Hopkins paused to drink, overcome with emotion. He swallowed hard.
“That’s hard to imagine,” the service girl agreed.
“Then imagine how confused and terrified the poor woman must have been at the end, seeing her townsfolk abuse her so egregiously. Imagine the pain of the tar being overshadowed by the excruciating pain of the flames. Imagine her greatest pain before she died from the smoke, never knowing if her daughter was truly safe or the next one on the pyre.”
The young girl freely wept as the proprietor showed three men to Hopkin’s table. She disappeared into the side kitchen.

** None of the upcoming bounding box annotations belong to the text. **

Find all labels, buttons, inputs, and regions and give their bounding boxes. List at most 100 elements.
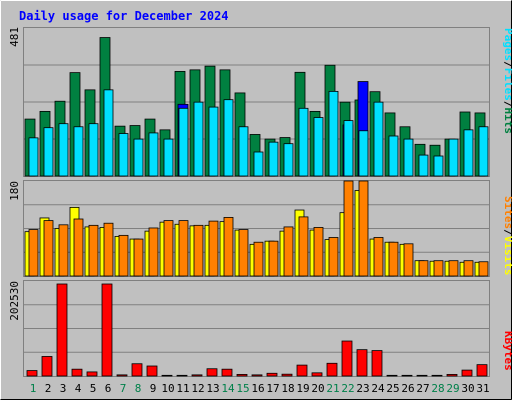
- bar-files: [268, 141, 279, 177]
- bar-visits: [268, 240, 279, 277]
- bar-files: [88, 123, 99, 177]
- x-tick-label: 21: [326, 382, 339, 395]
- bar-visits: [193, 224, 204, 277]
- bar-kbytes: [386, 374, 398, 377]
- panel-hits: 481 Pages/Files/Hits: [8, 27, 512, 177]
- x-tick-label: 20: [311, 382, 324, 395]
- bar-files: [28, 137, 39, 177]
- bar-kbytes: [326, 362, 338, 377]
- bar-kbytes: [191, 374, 203, 377]
- x-tick-label: 24: [371, 382, 385, 395]
- x-tick-label: 28: [431, 382, 444, 395]
- bar-kbytes: [341, 340, 353, 377]
- bar-kbytes: [146, 365, 158, 377]
- bar-visits: [208, 220, 219, 277]
- x-tick-label: 5: [90, 382, 97, 395]
- bar-files: [103, 89, 114, 177]
- bar-visits: [313, 227, 324, 277]
- bar-kbytes: [461, 369, 473, 377]
- bar-kbytes: [206, 368, 218, 377]
- x-tick-label: 3: [60, 382, 67, 395]
- x-tick-label: 11: [176, 382, 189, 395]
- x-tick-label: 30: [461, 382, 474, 395]
- bar-files: [403, 138, 414, 177]
- bar-files: [448, 138, 459, 177]
- bar-visits: [418, 260, 429, 277]
- bar-files: [463, 129, 474, 177]
- panel-kbytes-ymax: 202530: [8, 281, 21, 321]
- bar-kbytes: [416, 374, 428, 377]
- bar-files: [328, 90, 339, 177]
- x-tick-label: 4: [75, 382, 82, 395]
- bar-files: [358, 130, 369, 177]
- x-tick-label: 2: [45, 382, 52, 395]
- x-tick-label: 23: [356, 382, 369, 395]
- bar-visits: [58, 224, 69, 277]
- x-tick-label: 25: [386, 382, 399, 395]
- bar-kbytes: [371, 350, 383, 377]
- x-tick-label: 19: [296, 382, 309, 395]
- bar-kbytes: [236, 374, 248, 377]
- x-tick-label: 9: [150, 382, 157, 395]
- bar-kbytes: [311, 372, 323, 377]
- bar-visits: [133, 238, 144, 277]
- bar-files: [193, 101, 204, 177]
- bar-visits: [358, 180, 369, 277]
- legend-sites: Sites: [502, 196, 512, 229]
- panel-hits-legend: Pages/Files/Hits: [502, 28, 512, 134]
- bar-visits: [478, 261, 489, 277]
- x-tick-label: 12: [191, 382, 204, 395]
- bar-kbytes: [221, 368, 233, 377]
- bar-visits: [373, 237, 384, 277]
- bar-kbytes: [101, 283, 113, 377]
- x-tick-label: 8: [135, 382, 142, 395]
- bar-kbytes: [476, 364, 488, 377]
- bar-visits: [118, 234, 129, 277]
- bar-visits: [103, 222, 114, 277]
- bar-files: [58, 123, 69, 177]
- bar-visits: [403, 243, 414, 277]
- x-tick-label: 10: [161, 382, 174, 395]
- panel-visits-ymax: 180: [8, 181, 21, 201]
- x-tick-label: 29: [446, 382, 459, 395]
- bar-files: [283, 143, 294, 177]
- bar-kbytes: [26, 370, 38, 377]
- bar-files: [253, 151, 264, 177]
- x-tick-label: 26: [401, 382, 414, 395]
- bar-visits: [253, 241, 264, 277]
- bar-files: [388, 135, 399, 177]
- legend-files: Files: [502, 68, 512, 101]
- bar-files: [238, 126, 249, 177]
- bar-files: [343, 120, 354, 177]
- panel-visits: 180 Sites/Visits: [8, 180, 512, 277]
- bar-files: [163, 138, 174, 177]
- bar-files: [313, 117, 324, 177]
- legend-sep-2: /: [502, 101, 512, 108]
- legend-sep-1: /: [502, 61, 512, 68]
- x-tick-label: 13: [206, 382, 219, 395]
- x-tick-label: 27: [416, 382, 429, 395]
- x-tick-label: 6: [105, 382, 112, 395]
- bar-visits: [433, 260, 444, 277]
- bar-visits: [43, 220, 54, 277]
- panel-kbytes: 202530 KBytes: [8, 280, 512, 377]
- bar-kbytes: [266, 372, 278, 377]
- bar-files: [118, 133, 129, 177]
- bar-kbytes: [281, 373, 293, 377]
- bar-visits: [223, 217, 234, 277]
- bar-files: [178, 107, 189, 177]
- bar-files: [133, 138, 144, 177]
- bar-visits: [448, 260, 459, 277]
- bar-visits: [388, 241, 399, 277]
- bar-files: [43, 127, 54, 177]
- bar-kbytes: [86, 371, 98, 377]
- x-tick-label: 22: [341, 382, 354, 395]
- x-axis-labels: 1 2 3 4 5 6 7 8 9 10 11 12 13 14 15 16 17 18 19 20 21 22 23 24 2…: [30, 382, 490, 395]
- x-tick-label: 18: [281, 382, 294, 395]
- x-tick-label: 7: [120, 382, 127, 395]
- bar-visits: [178, 220, 189, 277]
- bar-kbytes: [176, 374, 188, 377]
- bar-visits: [238, 229, 249, 277]
- x-tick-label: 15: [236, 382, 249, 395]
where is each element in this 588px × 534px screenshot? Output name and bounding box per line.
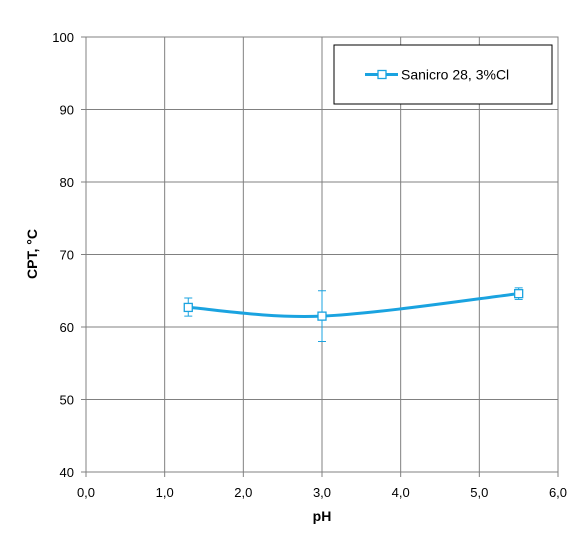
x-tick-label: 3,0 xyxy=(313,485,331,500)
x-tick-label: 1,0 xyxy=(156,485,174,500)
series-layer xyxy=(183,287,524,342)
legend-marker-icon xyxy=(377,69,387,80)
data-point xyxy=(183,302,193,313)
legend-label: Sanicro 28, 3%Cl xyxy=(401,67,509,83)
y-tick-label: 60 xyxy=(60,320,74,335)
y-tick-label: 70 xyxy=(60,248,74,263)
x-tick-label: 6,0 xyxy=(549,485,567,500)
y-axis-title: CPT, °C xyxy=(24,229,40,279)
data-point xyxy=(514,288,524,299)
y-tick-label: 90 xyxy=(60,103,74,118)
x-tick-label: 2,0 xyxy=(234,485,252,500)
tick-labels: 0,0 1,0 2,0 3,0 4,0 5,0 6,0 40 50 60 70 80 90 100 xyxy=(52,30,567,500)
x-axis-title: pH xyxy=(313,508,332,524)
y-tick-label: 40 xyxy=(60,465,74,480)
series-line xyxy=(188,292,519,318)
data-point xyxy=(317,311,327,321)
y-tick-label: 100 xyxy=(52,30,74,45)
grid xyxy=(81,36,559,477)
legend: Sanicro 28, 3%Cl xyxy=(333,44,553,105)
x-tick-label: 4,0 xyxy=(392,485,410,500)
x-tick-label: 0,0 xyxy=(77,485,95,500)
x-tick-label: 5,0 xyxy=(470,485,488,500)
y-tick-label: 80 xyxy=(60,175,74,190)
plot-frame xyxy=(85,36,559,473)
y-tick-label: 50 xyxy=(60,393,74,408)
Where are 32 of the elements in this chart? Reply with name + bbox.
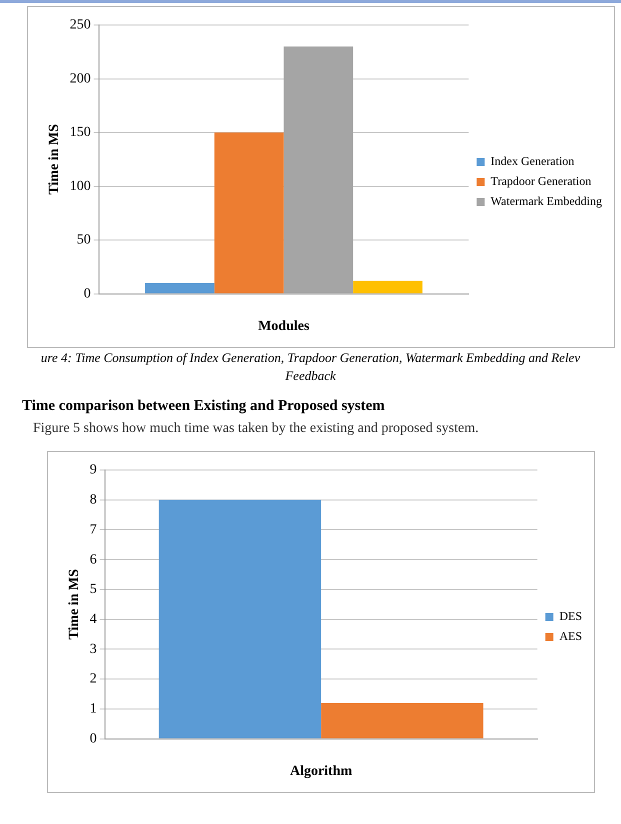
x-axis-title: Modules	[258, 319, 310, 334]
y-tick-label: 0	[90, 731, 97, 746]
legend-label: Watermark Embedding	[490, 194, 602, 208]
y-tick-label: 6	[90, 552, 97, 568]
y-tick-label: 200	[70, 71, 91, 86]
text: Time comparison between Existing and Proposed system	[22, 398, 386, 415]
text: ure 4: Time Consumption of Index Generation, Trapdoor Generation, Watermark Embedding and Relev	[40, 350, 582, 366]
legend-label: Trapdoor Generation	[490, 174, 592, 188]
y-axis-title: Time in MS	[47, 124, 62, 195]
y-tick-label: 250	[70, 18, 91, 33]
x-axis-title: Algorithm	[290, 764, 353, 780]
y-tick-label: 150	[70, 125, 91, 140]
bar	[145, 283, 214, 294]
text: Feedback	[284, 368, 337, 384]
y-tick-label: 7	[90, 522, 97, 538]
legend-label: Index Generation	[490, 154, 574, 168]
legend-label: DES	[559, 609, 582, 624]
y-tick-label: 100	[70, 178, 91, 194]
y-tick-label: 5	[90, 582, 97, 598]
legend-label: AES	[559, 629, 582, 644]
y-tick-label: 3	[90, 642, 97, 657]
y-axis-title: Time in MS	[67, 568, 82, 640]
bar	[353, 280, 422, 294]
y-tick-label: 9	[90, 462, 97, 478]
y-tick-label: 0	[84, 286, 91, 302]
y-tick-label: 2	[90, 672, 97, 687]
caption: Figure 5 shows how much time was taken by the existing and proposed system.	[33, 421, 480, 437]
y-tick-label: 1	[90, 702, 97, 717]
bar	[214, 132, 284, 294]
y-tick-label: 8	[90, 492, 97, 508]
y-tick-label: 50	[76, 232, 91, 248]
y-tick-label: 4	[90, 612, 97, 628]
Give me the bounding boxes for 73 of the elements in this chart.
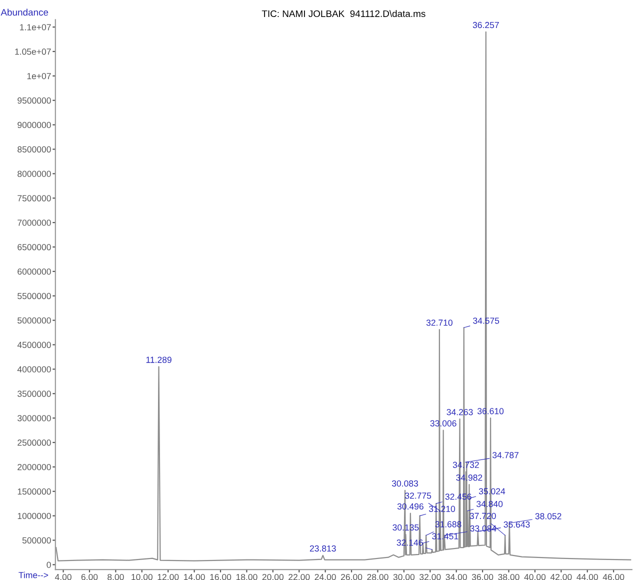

“We did it, Matthew!” George Heathcote shouted, seeing Hopkin’s expectant face. The men cheered, shaking hands all around.
“Thank god in his merciful heaven,” Hopkins audibly sighed. He called out to the proprietor. “Bring us claret. A large decanter of claret, my good man.”
“Why not two?” Sir John Crosse amended.
“Two, then!”
“Tell me—tell me everything! I’ve been waiting all day. Were there any oppositions to the proposal?” Hopkins asked.
“Oh good lord,” John Conduitt sighed, rolling his eyes dramatically. “Very little. Only Lord Erskine embarrassed himself, explaining how witchcraft was against his Scottish religion. He essentially ruined his political career today. Walpole even commented on his idiocy, calling him ‘an eccentric verging on the insane.’ Can you imagine?”
They broke out laughing.
Stemmed glasses quickly came and were filled with a lovely red Bordeaux.
“I propose a toast.” Matthew Hopkins, III solemnly faced his friends, the three members of parliament who proposed the vote. “To the Age of Reason. To the Witchcraft Act of 1735. To making it a crime to claim any human being has magical powers. To making it a crime to hunt or execute citizens of Great Britain for so-called witchcraft. To outlawing cowards like my grandfather who profited off superstition and the misogyny of this great nation. Long live King George II!”
“Long live the king,” the other men raised their glasses, drinking long and deep.
“Long live the king,” whispered the serving girl, listening to the men from the kitchen’s doorway, a tiny smile lighting up her tear-stained face.